Aquella propia muralla constructiva, levantada por los obrerosesclavos de toda Europa siguiendo el pensamiento logístico de Albert Speer, el ministro de la guerra total, es hoy quizá el mayor emblema de un turismo de guerra continental que ha hecho de la playa de Omaha un punto crucial en la geografía de la nostalgia veterana y militarista. Normandía y sus prolongaciones a lo largo de la costa del canal reciben hoy un tratamiento que está acorde con la entidad decisiva que se le concede a aquello que allí se puso en juego a la altura de un no todavía demasiado lejano 1944. Las huellas son tan poderosas, en este espacio donde mundos diversos confrontaron, que es difícil no sustraerse al magnetismo que emana todavía del hormigón armado de las grandes baterías y de los silos de submarinos, y hay algo de imagen dialéctica y de tensión histórica en el modo en que hoy las masas de turistas toman el sol despreocupadamente bajo los castillos de tiros de otros días, después de todo, no tan claramente sobrepasados. Esa Atlantic Wall , «Muralla del Atlántico», ese espacio magnético que se presenta como fuertemente estriado frente a la lisura del mar, es hoy, con sus más de diez mil túmulos de hormigón bélico, un centro gravitatorio de la mirada que erige allí una suerte de museo de alegorías a la intemperie, y de lo que pretende hacerse cargo la doble pinza de la museificación y del trabajo de los artistas como Magdalena Jetelová, que realizó allí, en 1995, su gran serie «Atlantic Wall 04», o los reportajes de Alexander Wirtz en su Témoins du Mur de L´Atlantique . Como geografía crucial de la batalla, esta solidificación brutal del campo de Marte en las costas de Francia, compite con otro monumento de signo invertido, pero también dotado de gran fuerza de evocación imaginaria, de aura : la línea Maginot (tal vez esto por lo que tal fortificación signifique de punto de derrota de las democracias pusilánimes y falsamente confiadas en sus defensas). Este gran cenotafio de hormigón armado y acero levantado a la inutilidad de una técnica sobrepasada por la blitzkrieg , es, en sí mismo, un elogio a la inmovilidad y contiene apresada en sus muros kilométricos la enseñanza paradójica de lo que Bruno Bettelheim ha denominado, en el terreno psicoanalítico de la construcción del sujeto, «la fortaleza vacía».
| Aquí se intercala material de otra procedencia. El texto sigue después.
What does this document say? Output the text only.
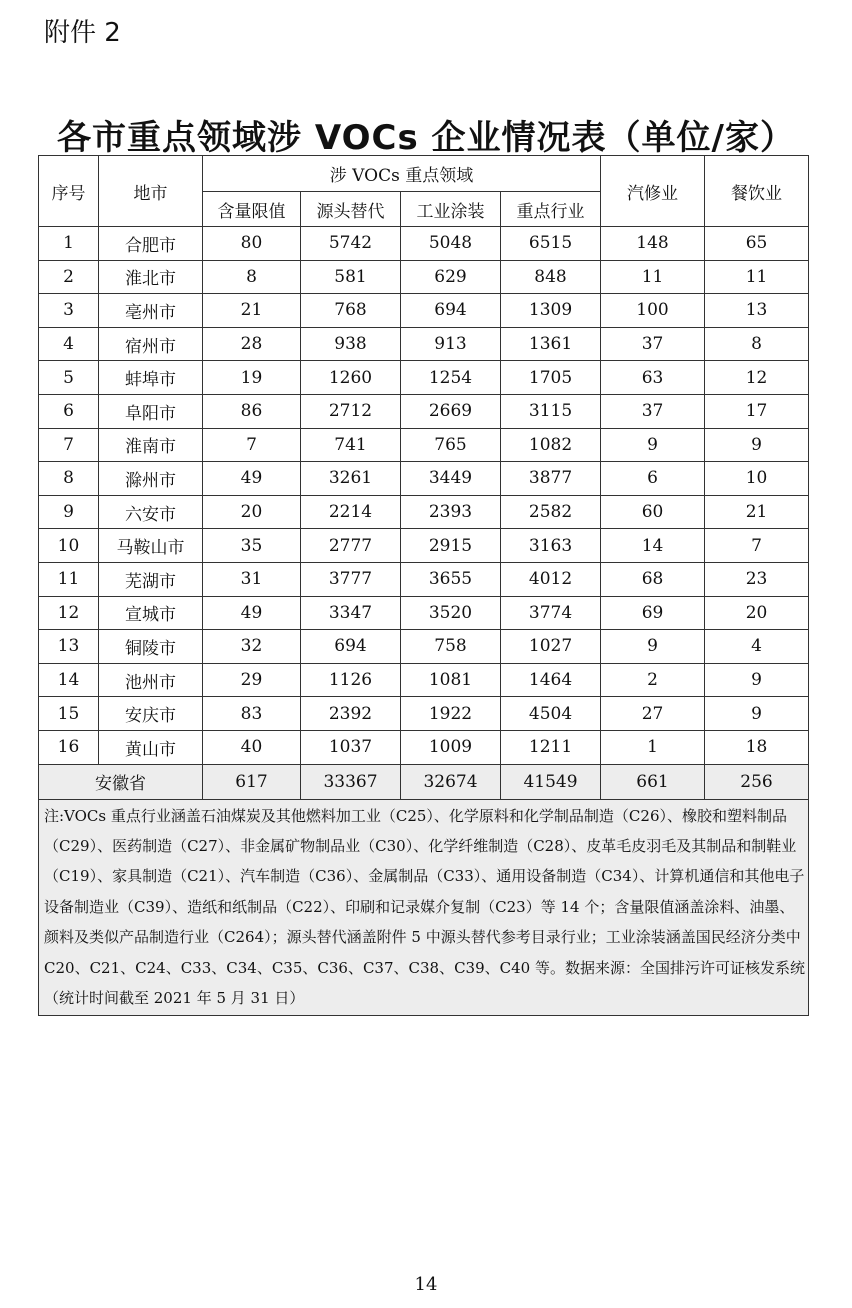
附件 2
各市重点领域涉 VOCs 企业情况表（单位/家）
序号	地市	涉 VOCs 重点领域				汽修业	餐饮业
		含量限值	源头替代	工业涂装	重点行业		
1	合肥市	80	5742	5048	6515	148	65
2	淮北市	8	581	629	848	11	11
3	亳州市	21	768	694	1309	100	13
4	宿州市	28	938	913	1361	37	8
5	蚌埠市	19	1260	1254	1705	63	12
6	阜阳市	86	2712	2669	3115	37	17
7	淮南市	7	741	765	1082	9	9
8	滁州市	49	3261	3449	3877	6	10
9	六安市	20	2214	2393	2582	60	21
10	马鞍山市	35	2777	2915	3163	14	7
11	芜湖市	31	3777	3655	4012	68	23
12	宣城市	49	3347	3520	3774	69	20
13	铜陵市	32	694	758	1027	9	4
14	池州市	29	1126	1081	1464	2	9
15	安庆市	83	2392	1922	4504	27	9
16	黄山市	40	1037	1009	1211	1	18
安徽省		617	33367	32674	41549	661	256
注:VOCs 重点行业涵盖石油煤炭及其他燃料加工业（C25）、化学原料和化学制品制造（C26）、橡胶和塑料制品（C29）、医药制造（C27）、非金属矿物制品业（C30）、化学纤维制造（C28）、皮革毛皮羽毛及其制品和制鞋业（C19）、家具制造（C21）、汽车制造（C36）、金属制品（C33）、通用设备制造（C34）、计算机通信和其他电子设备制造业（C39）、造纸和纸制品（C22）、印刷和记录媒介复制（C23）等 14 个；含量限值涵盖涂料、油墨、颜料及类似产品制造行业（C264）；源头替代涵盖附件 5 中源头替代参考目录行业；工业涂装涵盖国民经济分类中 C20、C21、C24、C33、C34、C35、C36、C37、C38、C39、C40 等。数据来源：全国排污许可证核发系统（统计时间截至 2021 年 5 月 31 日）							
14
Y es que el campo de batalla induce una fuerte melancolía, pero resulta todavía más ominoso cuando, lejos de liberar las dinámicas del movimiento y la tensión del desplazamiento esenciales de la guerra –que es, siempre (Clausewitz dixit ), penetración y movilidad–, se torna por una vez inmóvil, anclado y fijo sobre un territorio en lo que se denomina «guerra de posiciones» o resistencia total, a vida y a muerte. En ese momento y en tales ocasiones puede suponerse que el tributo de vidas humanas crece de manera exorbitante: entonces debe saberse que allí donde eso ha podido ocurrir, la vida humana tuvo que descender a estratos subterráneos y recuperar allí la memoria perdida del topo (que en la guerra moderna se llama zapador). Verdún mismo se ha convertido en el patrimonio y museo universal de la resistencia, de esta guerra de posiciones, donde la trinchera y el nido de ametralladoras anclan la violencia a un dominio y no permiten que la ola de fuego fatal la sobrepase, arrasándola en un peinado incesante, obsesivo, demoledor. El ánimo en verdad sobrecogido de muchos turistas recorre hoy los kilómetros de galerías subterráneas, donde hombres de otros días soportaron zambullidos en sus agujeros el que sobre ellos cayera el peso entero de la historia. Algo parecido el viajero, el turista de lo bélico, habrá de experimentar en los sótanos del Alcázar de Toledo y frente a la línea de blocaos del Parque del Oeste, que defiende todavía Madrid del empuje de las primeras oleadas del Ejército Nacional, que llamó en vano a tales puertas de estos templos de la guerra en el invierno de 1936. Pero algo también de todo eso puede percibirse en el Jarama madrileño, donde la fluencia misma del río, metáfora manriqueña de la vida, logró por una vez estancarse y pudrirse en las trincheras y galerías excavadas de una guerra decididamente detenida casi nada más comenzada allí, en el año de 1937. Aquí, la canción sobre el poema de Alec McDade «There's a Valley in Spain..», puede ubicarse tal vez como el primer texto moderno que revisita, lleno de una imaginaria nostalgia, el campo de batalla de la Guerra Civil, animando hoy a los supervivientes brigadistas a describir un tour que les ha de reinstalar en la antigua órbita de una camaradería guerrera, que luego no han podido volver a encontrar en ninguna parte.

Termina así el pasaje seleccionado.